Lord Turner, the head of the UK’s Financial Services Authority, is my new hero. He is willing to tell banks to do things that are in the public’s best interest but are singularly unpleasant and costly to the financiers. The fact that what is good for the banksters is increasingly at odds with what is desirable for the rest of us simply highlights how predatory the industry has become, and how the incumbents are pathologically unable to see that (I may be being charitable in taking their wounded-sounding protests at face value)
Last week, he stirred up a hornet’s nest by suggesting the unthinkable, namely, that the financial services industry needs to shrink. In reality, quite a few people have made that observation, but anyone in authority who dares say such a thing out loud must be beaten back.
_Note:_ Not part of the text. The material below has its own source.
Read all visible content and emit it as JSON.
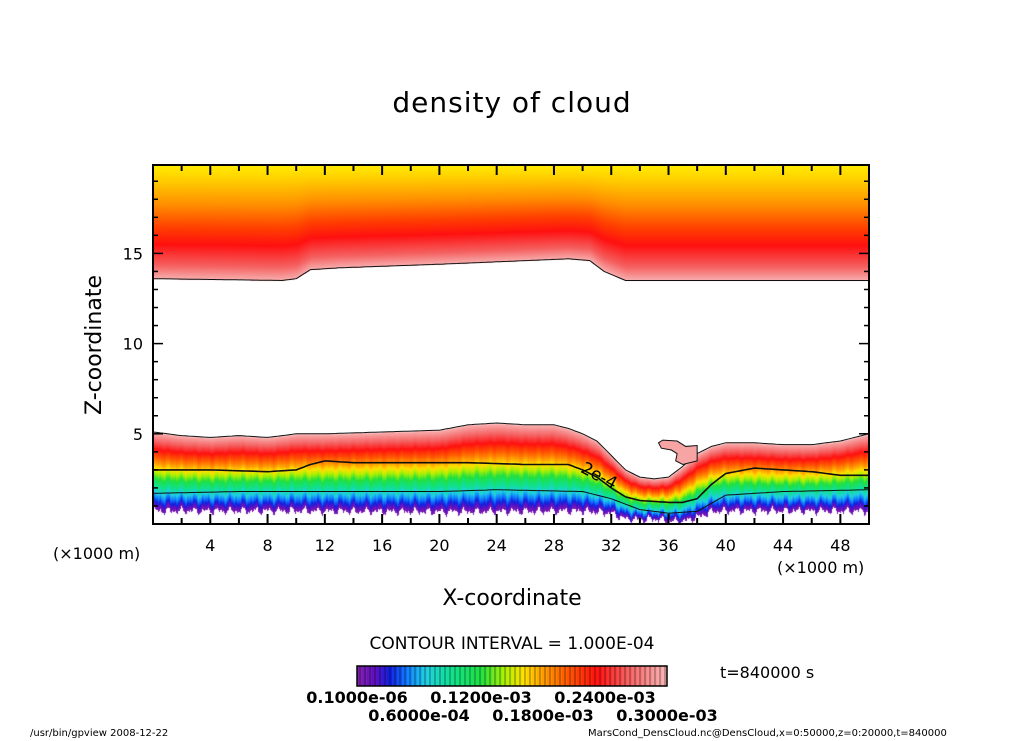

Lord Turner is not deterred. Today he pressed forward by again provoking the industry with another sound idea that they are certain to fight tooth and nail, namely, to restructure themselves and develop plans in the event they fail. This move is a necessary step in implementing a bankruptcy regime for financial services firm, which of course is something the firms do not want. The “No More Lehmans” doctrine has put banks in the catbird seat, deemed to important to be allowed to fail, yet managing to evade the sort of controls that would be appropriate given their utility status.
The reason for the howls of protest, however, is more immediate: financial firms often have complex structures either to minimize taxes or circumvent regulations. So they would not only face the cost of restructuring, but higher ongoing expenses. How horrid. Those banks have an absolute right to their profits, or at least that’s what they expect us to believe.
Even if Turner is catching a lot of flack, he is at least willing to stare down the industry. The financial services sector is even more important to England than to the US, but they also have been longer at the empire and banking game than we have, and as a result, at least some recognize the importance of having sound institutional structures. We have completely lost the plot in the US. While Timothy Geithner is giving lip service to having banks draw up resolution plans, every measure the Treasury has proposed had either been bank-friendly from the get-go, mere posturing, or half hearted and easily beaten back. The Turner discussion of the need to simplify legal structures reveals what a serious version of wind-down plan would need to include, and it is a virtual certainty nothing of the sort will be required in the US.
From the Financial Times:
Lord Turner backed international moves to force the big, systemically important banks to draw up “living wills”, wind-down plans in the event they fail.
But the chairman of the Financial Services Authority said this drive would also have the benefit of unravelling banks’ structural complexity used to minimise tax….
Lawyers predicted that banks would resist fiercely any wholesale restructuring that could cost them hundreds of millions of dollars. They also warned that any such moves would be extremely hard to implement.
Louise Higginbottom, head of tax at Norton Rose, the law firm, said: “Many banks operate through a complex series of subsidiaries and branches. It’s taken years for these structures to evolve and killing them off at a stroke would be difficult.”






I’m beginning to see greater significance in Europe’s willings to stare down the bankers given the U.S.’s inability to do so. While we in the U.S. have tended to pity the over-regulated Europeans since the early 90’s, could it be that the next 25 years will be Europe’s time to out shine the U.S. because the sort of backbone on display here?